Use the select statement along with count function on the table FactBilling

In [3]:
#select count(*) from public."FactBilling";

### **Problem 2: Using the PostgreSQL tool, create a simple MQT named avg_customer_bill with fields customerid and averagebillamount.**


    
Use the create materilized view command.

In [None]:
# CREATE MATERIALIZED VIEW  avg_customer_bill (customerid, averagebillamount) AS
# (select customerid, avg(billedamount)
# from public."FactBilling"
# group by customerid
# );

Click the Run All Button to run the statement.

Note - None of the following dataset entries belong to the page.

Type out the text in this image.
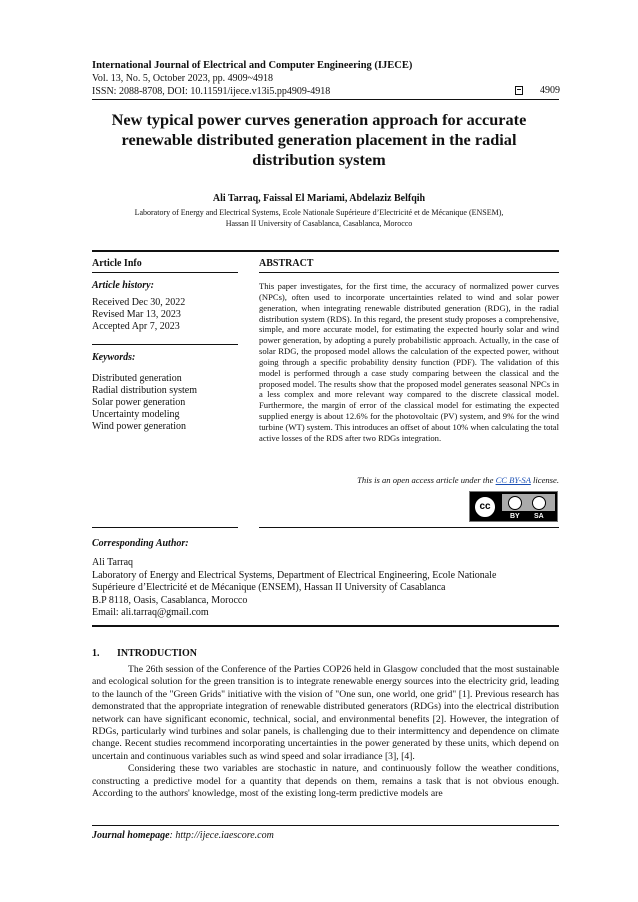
International Journal of Electrical and Computer Engineering (IJECE)
Vol. 13, No. 5, October 2023, pp. 4909~4918
ISSN: 2088-8708, DOI: 10.11591/ijece.v13i5.pp4909-4918	4909
New typical power curves generation approach for accurate
renewable distributed generation placement in the radial
distribution system
Ali Tarraq, Faissal El Mariami, Abdelaziz Belfqih
Laboratory of Energy and Electrical Systems, Ecole Nationale Supérieure d’Electricité et de Mécanique (ENSEM),
Hassan II University of Casablanca, Casablanca, Morocco
Article Info
Article history:
Received Dec 30, 2022
Revised Mar 13, 2023
Accepted Apr 7, 2023
Keywords:
Distributed generation
Radial distribution system
Solar power generation
Uncertainty modeling
Wind power generation
ABSTRACT
This paper investigates, for the first time, the accuracy of normalized power curves (NPCs), often used to incorporate uncertainties related to wind and solar power generation, when integrating renewable distributed generation (RDG), in the radial distribution system (RDS). In this regard, the present study proposes a comprehensive, simple, and more accurate model, for estimating the expected hourly solar and wind power generation, by adopting a purely probabilistic approach. Actually, in the case of solar RDG, the proposed model allows the calculation of the expected power, without going through a specific probability density function (PDF). The validation of this model is performed through a case study comparing between the classical and the proposed model. The results show that the proposed model generates seasonal NPCs in a less complex and more relevant way compared to the discrete classical model. Furthermore, the margin of error of the classical model for estimating the expected supplied energy is about 12.6% for the photovoltaic (PV) system, and 9% for the wind turbine (WT) system. This introduces an offset of about 10% when calculating the total active losses of the RDS after two RDGs integration.
This is an open access article under the CC BY-SA license.
cc
BY SA
Corresponding Author:
Ali Tarraq
Laboratory of Energy and Electrical Systems, Department of Electrical Engineering, Ecole Nationale
Supérieure d’Electricité et de Mécanique (ENSEM), Hassan II University of Casablanca
B.P 8118, Oasis, Casablanca, Morocco
Email: ali.tarraq@gmail.com
1.       INTRODUCTION

The 26th session of the Conference of the Parties COP26 held in Glasgow concluded that the most sustainable and ecological solution for the green transition is to integrate renewable energy sources into the electricity grid, leading to the launch of the "Green Grids" initiative with the vision of "One sun, one world, one grid" [1]. Previous research has demonstrated that the appropriate integration of renewable distributed generators (RDGs) into the electrical distribution network can have significant economic, technical, social, and environmental benefits [2]. However, the integration of RDGs, particularly wind turbines and solar panels, is challenging due to their intermittency and dependence on climate change. Recent studies recommend incorporating uncertainties in the power generated by these units, which depend on uncertain and continuous variables such as wind speed and solar irradiance [3], [4].

Considering these two variables are stochastic in nature, and continuously follow the weather conditions, constructing a predictive model for a quantity that depends on them, remains a task that is not obvious enough. According to the authors' knowledge, most of the existing long-term predictive models are

Journal homepage: http://ijece.iaescore.com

You should see status as Success in the Result section

### **Problem 3: Refresh the newly created MQT**

    
Use the refresh materialized view command.

In [4]:
# REFRESH MATERIALIZED VIEW avg_customer_bill;

### **Problem 4: Using the newly created MQT find the customers whose average billing is more than 11000.**


    
Use the select statement on the MQT with a where clause on the column averagebillamount.

In [5]:
# select * from avg_customer_bill where averagebillamount > 11000;

Congratulations! You have successfully finished the Populating a Data Warehouse lab.